Hello, Bulma here again. Well we flew in to the city today thanks to Bra and her vehicle.


"Oh Mom! What's happened to dad!? I saw him on the news on my way here. He looks like a monster! He was fighting Goku and Superman at the same time and he was whipping their butts!" Bra said.

"Yes I know, Bra, it's the Symbiote that's controlling him. We have to get to the city quickly to get help from your grandfather's colleagues on building some type of ultrasonic gun so we can get that thing off of him."

"What are we waiting for!? Let's go!" and with that, Bra, my dad, and I jumped into the vehicle and took off for the city.

When we arrived at Con Corp (the corporation of one of my dad's colleagues, Dr. Fujiamah), my dad explained to whole situation to Dr. Fujiamah. He then called the rest of my dad's colleagues, for an emergency meeting at Con Corp. Hours later, a group of about twenty-five scientists were gathered in the main lobby of the building. They then were escorted to Dr. Fujiamah's main laboratory, where they have been for the last couple of hours, planning and problem solving.

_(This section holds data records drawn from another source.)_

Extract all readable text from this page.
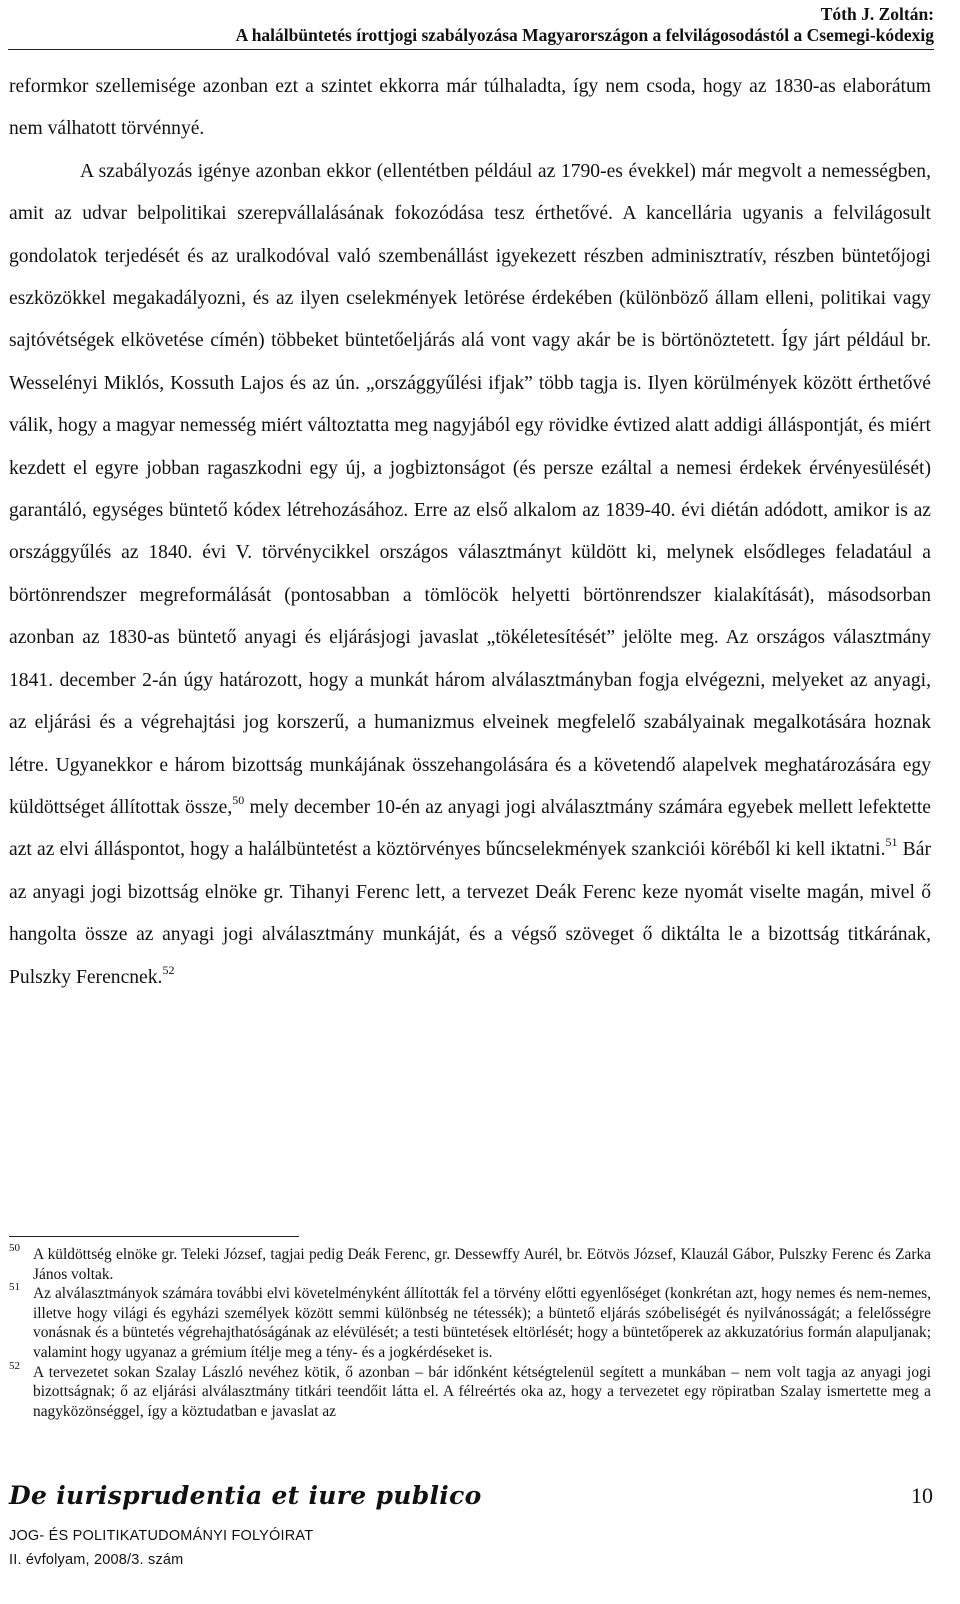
Tóth J. Zoltán:
A halálbüntetés írottjogi szabályozása Magyarországon a felvilágosodástól a Csemegi-kódexig

reformkor szellemisége azonban ezt a szintet ekkorra már túlhaladta, így nem csoda, hogy az 1830-as elaborátum nem válhatott törvénnyé.

A szabályozás igénye azonban ekkor (ellentétben például az 1790-es évekkel) már megvolt a nemességben, amit az udvar belpolitikai szerepvállalásának fokozódása tesz érthetővé. A kancellária ugyanis a felvilágosult gondolatok terjedését és az uralkodóval való szembenállást igyekezett részben adminisztratív, részben büntetőjogi eszközökkel megakadályozni, és az ilyen cselekmények letörése érdekében (különböző állam elleni, politikai vagy sajtóvétségek elkövetése címén) többeket büntetőeljárás alá vont vagy akár be is börtönöztetett. Így járt például br. Wesselényi Miklós, Kossuth Lajos és az ún. „országgyűlési ifjak” több tagja is. Ilyen körülmények között érthetővé válik, hogy a magyar nemesség miért változtatta meg nagyjából egy rövidke évtized alatt addigi álláspontját, és miért kezdett el egyre jobban ragaszkodni egy új, a jogbiztonságot (és persze ezáltal a nemesi érdekek érvényesülését) garantáló, egységes büntető kódex létrehozásához. Erre az első alkalom az 1839-40. évi diétán adódott, amikor is az országgyűlés az 1840. évi V. törvénycikkel országos választmányt küldött ki, melynek elsődleges feladatául a börtönrendszer megreformálását (pontosabban a tömlöcök helyetti börtönrendszer kialakítását), másodsorban azonban az 1830-as büntető anyagi és eljárásjogi javaslat „tökéletesítését” jelölte meg. Az országos választmány 1841. december 2-án úgy határozott, hogy a munkát három alválasztmányban fogja elvégezni, melyeket az anyagi, az eljárási és a végrehajtási jog korszerű, a humanizmus elveinek megfelelő szabályainak megalkotására hoznak létre. Ugyanekkor e három bizottság munkájának összehangolására és a követendő alapelvek meghatározására egy küldöttséget állítottak össze,$^{50}$ mely december 10-én az anyagi jogi alválasztmány számára egyebek mellett lefektette azt az elvi álláspontot, hogy a halálbüntetést a köztörvényes bűncselekmények szankciói köréből ki kell iktatni.$^{51}$ Bár az anyagi jogi bizottság elnöke gr. Tihanyi Ferenc lett, a tervezet Deák Ferenc keze nyomát viselte magán, mivel ő hangolta össze az anyagi jogi alválasztmány munkáját, és a végső szöveget ő diktálta le a bizottság titkárának, Pulszky Ferencnek.$^{52}$

50 A küldöttség elnöke gr. Teleki József, tagjai pedig Deák Ferenc, gr. Dessewffy Aurél, br. Eötvös József, Klauzál Gábor, Pulszky Ferenc és Zarka János voltak.

51 Az alválasztmányok számára további elvi követelményként állították fel a törvény előtti egyenlőséget (konkrétan azt, hogy nemes és nem-nemes, illetve hogy világi és egyházi személyek között semmi különbség ne tétessék); a büntető eljárás szóbeliségét és nyilvánosságát; a felelősségre vonásnak és a büntetés végrehajthatóságának az elévülését; a testi büntetések eltörlését; hogy a büntetőperek az akkuzatórius formán alapuljanak; valamint hogy ugyanaz a grémium ítélje meg a tény- és a jogkérdéseket is.

52 A tervezetet sokan Szalay László nevéhez kötik, ő azonban – bár időnként kétségtelenül segített a munkában – nem volt tagja az anyagi jogi bizottságnak; ő az eljárási alválasztmány titkári teendőit látta el. A félreértés oka az, hogy a tervezetet egy röpiratban Szalay ismertette meg a nagyközönséggel, így a köztudatban e javaslat az

De iurisprudentia et iure publico	10
JOG- ÉS POLITIKATUDOMÁNYI FOLYÓIRAT
II. évfolyam, 2008/3. szám
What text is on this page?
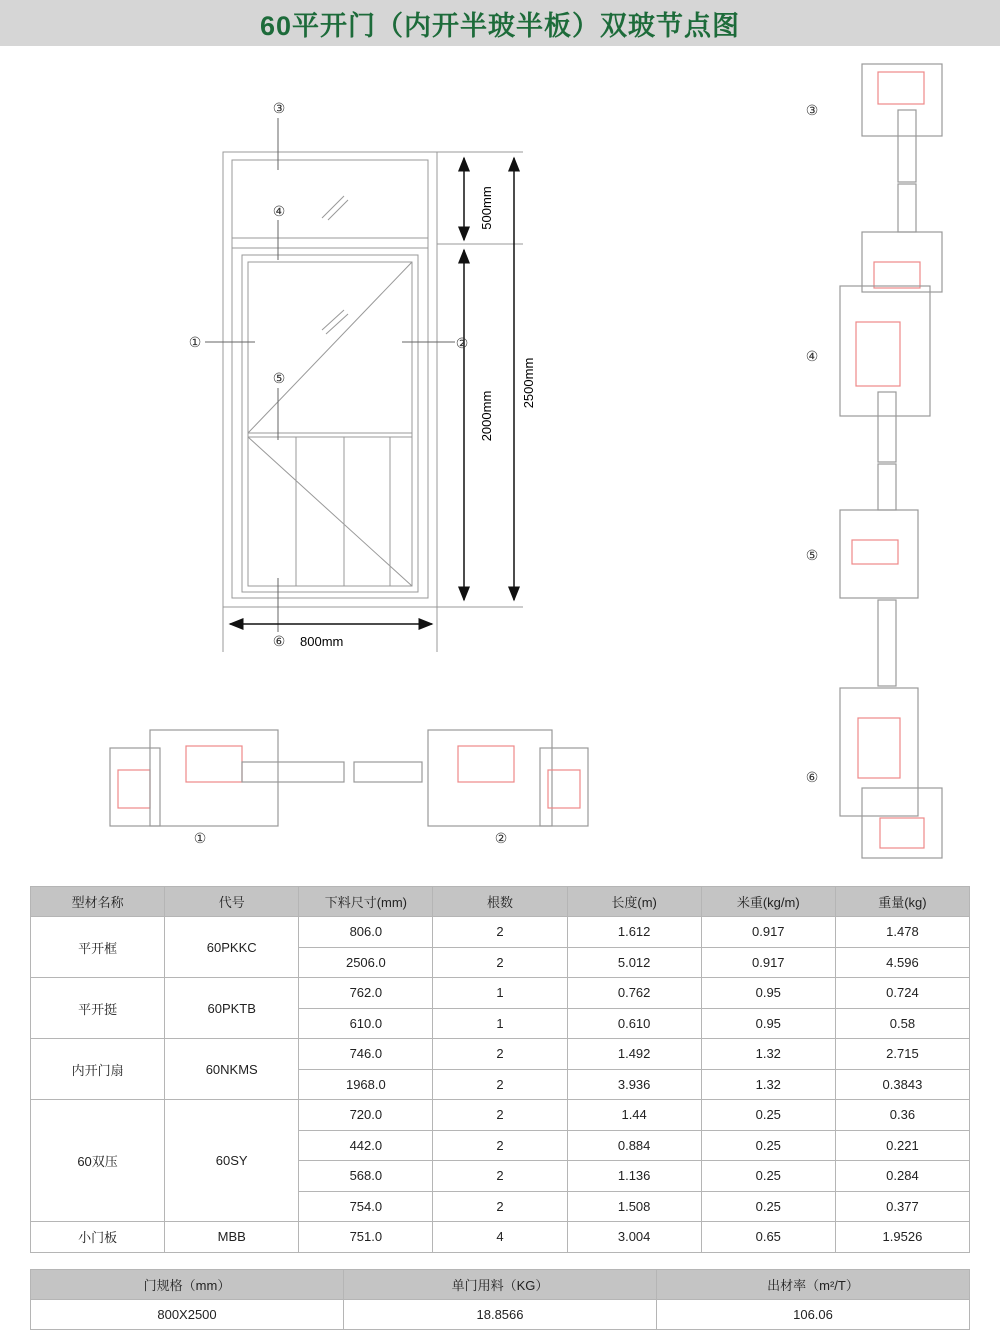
60平开门（内开半玻半板）双玻节点图
500mm
2000mm
2500mm
800mm
①	②
③
④
⑤
⑥
③
④
⑤
⑥
①	②
型材名称	代号	下料尺寸(mm)	根数	长度(m)	米重(kg/m)	重量(kg)
平开框	60PKKC	806.0	2	1.612	0.917	1.478
		2506.0	2	5.012	0.917	4.596
平开挺	60PKTB	762.0	1	0.762	0.95	0.724
		610.0	1	0.610	0.95	0.58
内开门扇	60NKMS	746.0	2	1.492	1.32	2.715
		1968.0	2	3.936	1.32	0.3843
60双压	60SY	720.0	2	1.44	0.25	0.36
		442.0	2	0.884	0.25	0.221
		568.0	2	1.136	0.25	0.284
		754.0	2	1.508	0.25	0.377
小门板	MBB	751.0	4	3.004	0.65	1.9526
门规格（mm）	单门用料（KG）	出材率（m²/T）
800X2500	18.8566	106.06
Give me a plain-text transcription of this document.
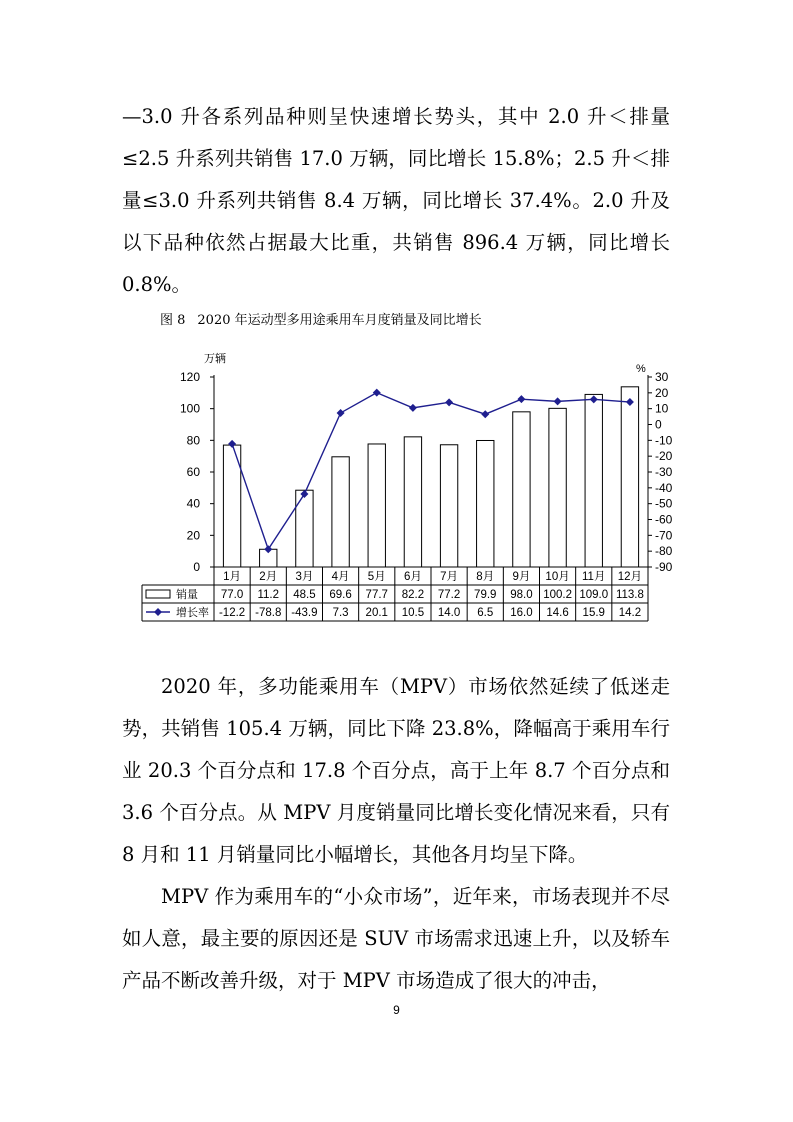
—3.0 升各系列品种则呈快速增长势头，其中 2.0 升＜排量≤2.5 升系列共销售 17.0 万辆，同比增长 15.8%；2.5 升＜排量≤3.0 升系列共销售 8.4 万辆，同比增长 37.4%。2.0 升及以下品种依然占据最大比重，共销售 896.4 万辆，同比增长 0.8%。

图 8 2020 年运动型多用途乘用车月度销量及同比增长
万辆
0
20
40
60
80
100
120
%
30
20
10
0
-10
-20
-30
-40
-50
-60
-70
-80
-90
1月 2月 3月 4月 5月 6月 7月 8月 9月 10月 11月 12月
销量
增长率
77.0 11.2 48.5 69.6 77.7 82.2 77.2 79.9 98.0 100.2 109.0 113.8
-12.2 -78.8 -43.9 7.3 20.1 10.5 14.0 6.5 16.0 14.6 15.9 14.2

2020 年，多功能乘用车（MPV）市场依然延续了低迷走势，共销售 105.4 万辆，同比下降 23.8%，降幅高于乘用车行业 20.3 个百分点和 17.8 个百分点，高于上年 8.7 个百分点和 3.6 个百分点。从 MPV 月度销量同比增长变化情况来看，只有 8 月和 11 月销量同比小幅增长，其他各月均呈下降。

MPV 作为乘用车的“小众市场”，近年来，市场表现并不尽如人意，最主要的原因还是 SUV 市场需求迅速上升，以及轿车产品不断改善升级，对于 MPV 市场造成了很大的冲击，

9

All the while, Bra and I have been glued to the TV set in the main lobby, along with the rest of the employees of Con Corp, watching to battle between Venogeta, Goku, and Superman.

The Symbiote had amplified Vegeta's power and speed tremendously. It also seemed to give him a kind of extrasensory perception, so to speak. It was Vegeta was almost predicting their attacks before they launched them. Not always though, Vegeta was hit by Superman's heat beam attack, which burned some of the symbiote off of Vegeta's chest. It quickly regenerated though, and Venogeta pumuled Superman into the ground with a series of attacks from his tentacles. Goku, while at Super Saiyan three, managed to fire off various energy attacks at Venogeta. Venogeta managed to bypass all of the attacks, with great swiftness and agility, and landing a strong body hook punch into Goku's rib cage, causing Goku to cough up a bit of blood.

Now, it seems like Vegeta's boss has arrived at the scene...wearing green!? Boy, he really is a freak!

Oh, wait! The Sceintests have just exited the lab. I'll post their findings here later from my laptop. They better have some good news!